To solve the Reacher environment the following parameters have been used:

# PARAMETERS
params = dict()
params['action_dim'] = len(env.action_space.low)
params['state_dim'] = len(observation_space.low)
params['num_episodes'] = 200        #number of episodes for agent to interact with the environment
params['buffer_size'] = int(1e6)    # replay buffer size
params['batch_size'] = 128          # minibatch size
params['gamma'] = 0.99              # discount factor
params['tau'] = 1e-2                # for soft update of target parameters
params['eps'] = 0.8                 # exploration factor (modifies noise)
params['min_eps'] = 0.001           # min level of noise
min_e = params['min_eps']
e = params['eps']
N = params['num_episodes']
params['eps_decay'] = np.exp(np.log(min_e/e)/(0.8*N)) #decay of the level of the noise after each episode
params['lr'] = 1e-3                 # learning rate
params['update_every'] = 2          # how often to update the network (every update_every timestep)
params['seed'] = random.randint(0,1000)
params['max_t'] = 1000              # restriction on max number of timesteps per each episodes
params['noise_type'] = 'action'     # noise type; can be 'action' or 'parameter'
params['save_to'] = ('../results/' + env_name) # where to save the results to
params['threshold'] = 38            # the score above which the network parameters are saved


#parameters for the Policy (actor) network
params['arch_params_actor'] = OrderedDict(
        {'state_and_action_dims': (params['state_dim'], params['action_dim']),
         'layers': {
             'Linear_1': 128,   'ReLU_1': None,
             'Linear_2': 64,  'ReLU_2': None,
             'Linear_3': params['action_dim'],
             'Tanh_1': None
         }
         })
#parameters for the QNetwork (critic) network
params['arch_params_critic'] = OrderedDict(
    {'state_and_action_dims': (params['state_dim'], params['action_dim']),
     'layers': {
         'Linear_1': 128, 'ReLU_1': None,
         'Linear_2': 64, 'ReLU_2': None,
         'Linear_3': params['action_dim']
     }
     })

Performance of a trained agent

To demonstrate the results, I've trained the Reacher in the multiagent mode.

The scores plot for training Reacher:

Gif demonstration of a trained Agent

Ideas to try

• The parameter noise needs some fine tuning.

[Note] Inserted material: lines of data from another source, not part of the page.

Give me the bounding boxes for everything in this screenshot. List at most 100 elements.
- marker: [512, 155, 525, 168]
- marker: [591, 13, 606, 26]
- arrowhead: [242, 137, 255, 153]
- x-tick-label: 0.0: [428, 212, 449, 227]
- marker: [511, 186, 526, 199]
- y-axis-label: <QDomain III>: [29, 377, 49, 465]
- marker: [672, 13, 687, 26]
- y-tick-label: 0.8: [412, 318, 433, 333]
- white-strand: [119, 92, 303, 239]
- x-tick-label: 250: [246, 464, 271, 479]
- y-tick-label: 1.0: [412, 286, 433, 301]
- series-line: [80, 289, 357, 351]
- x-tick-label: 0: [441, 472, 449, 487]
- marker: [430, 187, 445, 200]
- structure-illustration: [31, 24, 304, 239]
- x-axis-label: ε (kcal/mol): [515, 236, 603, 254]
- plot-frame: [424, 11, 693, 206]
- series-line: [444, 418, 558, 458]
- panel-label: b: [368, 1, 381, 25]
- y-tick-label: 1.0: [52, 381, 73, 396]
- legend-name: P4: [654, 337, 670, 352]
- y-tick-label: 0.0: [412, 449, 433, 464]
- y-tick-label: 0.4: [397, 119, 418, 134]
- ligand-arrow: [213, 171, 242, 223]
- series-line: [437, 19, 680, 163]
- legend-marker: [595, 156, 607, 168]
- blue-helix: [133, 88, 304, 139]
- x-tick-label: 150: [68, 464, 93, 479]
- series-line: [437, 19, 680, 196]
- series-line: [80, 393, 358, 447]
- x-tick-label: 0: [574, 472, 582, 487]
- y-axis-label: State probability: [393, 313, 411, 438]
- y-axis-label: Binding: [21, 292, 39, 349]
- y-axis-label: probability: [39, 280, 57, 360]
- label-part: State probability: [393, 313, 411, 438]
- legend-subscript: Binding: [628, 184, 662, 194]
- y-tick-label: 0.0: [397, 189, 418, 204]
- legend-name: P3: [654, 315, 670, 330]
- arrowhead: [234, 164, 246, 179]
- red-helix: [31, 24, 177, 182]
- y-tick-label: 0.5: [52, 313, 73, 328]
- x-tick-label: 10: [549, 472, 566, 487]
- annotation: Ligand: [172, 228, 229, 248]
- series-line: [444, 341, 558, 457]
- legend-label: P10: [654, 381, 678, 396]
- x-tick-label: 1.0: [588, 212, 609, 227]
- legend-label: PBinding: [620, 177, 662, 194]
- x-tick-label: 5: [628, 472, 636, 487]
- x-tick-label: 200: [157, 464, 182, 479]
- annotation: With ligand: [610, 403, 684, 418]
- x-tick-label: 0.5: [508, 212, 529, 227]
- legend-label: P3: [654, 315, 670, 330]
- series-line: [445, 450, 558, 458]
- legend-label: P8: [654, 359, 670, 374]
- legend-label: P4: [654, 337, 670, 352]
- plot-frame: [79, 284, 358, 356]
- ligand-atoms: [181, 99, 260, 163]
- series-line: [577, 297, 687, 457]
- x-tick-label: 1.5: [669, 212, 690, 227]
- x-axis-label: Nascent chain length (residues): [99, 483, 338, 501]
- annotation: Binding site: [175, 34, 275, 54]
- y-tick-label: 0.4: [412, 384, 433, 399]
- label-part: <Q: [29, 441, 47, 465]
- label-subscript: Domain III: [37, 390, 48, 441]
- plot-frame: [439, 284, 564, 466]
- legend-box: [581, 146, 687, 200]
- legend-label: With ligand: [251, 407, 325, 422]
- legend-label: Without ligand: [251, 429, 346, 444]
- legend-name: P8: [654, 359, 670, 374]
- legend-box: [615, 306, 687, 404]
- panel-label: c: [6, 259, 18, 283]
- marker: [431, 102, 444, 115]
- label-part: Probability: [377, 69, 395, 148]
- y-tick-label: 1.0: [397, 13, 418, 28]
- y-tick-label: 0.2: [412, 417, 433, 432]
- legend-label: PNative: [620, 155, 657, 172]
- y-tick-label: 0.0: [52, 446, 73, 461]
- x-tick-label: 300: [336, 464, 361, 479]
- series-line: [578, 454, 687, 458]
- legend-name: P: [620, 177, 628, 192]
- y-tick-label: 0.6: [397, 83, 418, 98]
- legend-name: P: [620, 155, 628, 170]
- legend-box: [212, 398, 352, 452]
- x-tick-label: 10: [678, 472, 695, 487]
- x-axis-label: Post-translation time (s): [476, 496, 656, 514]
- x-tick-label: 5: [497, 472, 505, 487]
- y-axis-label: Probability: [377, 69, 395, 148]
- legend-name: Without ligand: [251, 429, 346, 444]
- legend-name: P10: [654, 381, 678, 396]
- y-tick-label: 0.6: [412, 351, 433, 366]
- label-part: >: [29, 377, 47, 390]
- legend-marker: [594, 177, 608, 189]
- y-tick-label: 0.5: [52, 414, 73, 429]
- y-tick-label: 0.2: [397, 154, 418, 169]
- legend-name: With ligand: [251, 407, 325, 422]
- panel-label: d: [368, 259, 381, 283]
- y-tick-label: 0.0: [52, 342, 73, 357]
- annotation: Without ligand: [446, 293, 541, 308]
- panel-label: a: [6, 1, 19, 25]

Also it'll be interesting to make the noise adpative to sensitivity of the parameters: the greater the gradient with respect to the specific weight, the lower the level of the noise imposed, and vise versa.
• One may try to make the policy network to return the parameters (mean and variance) of the probability distribution from which the action is sampled. Then we may use the mean of the distribution for the update in QNetwork.
• Reward Shaping for decreasing the jitter of arm (penalizing the Agent for unnessesary movements to make the Agent act smoother).
• Of course there is always some space for further hyper-parameter tuning.
• Implementing the PPO (Proximal Policy Optimization, see the original paper) or TRPO (Trust Region Policy Optimization, see the original paper) and comparing it to DDPG. It's been suggested, that the PPO-family algorithms work better for continuous control.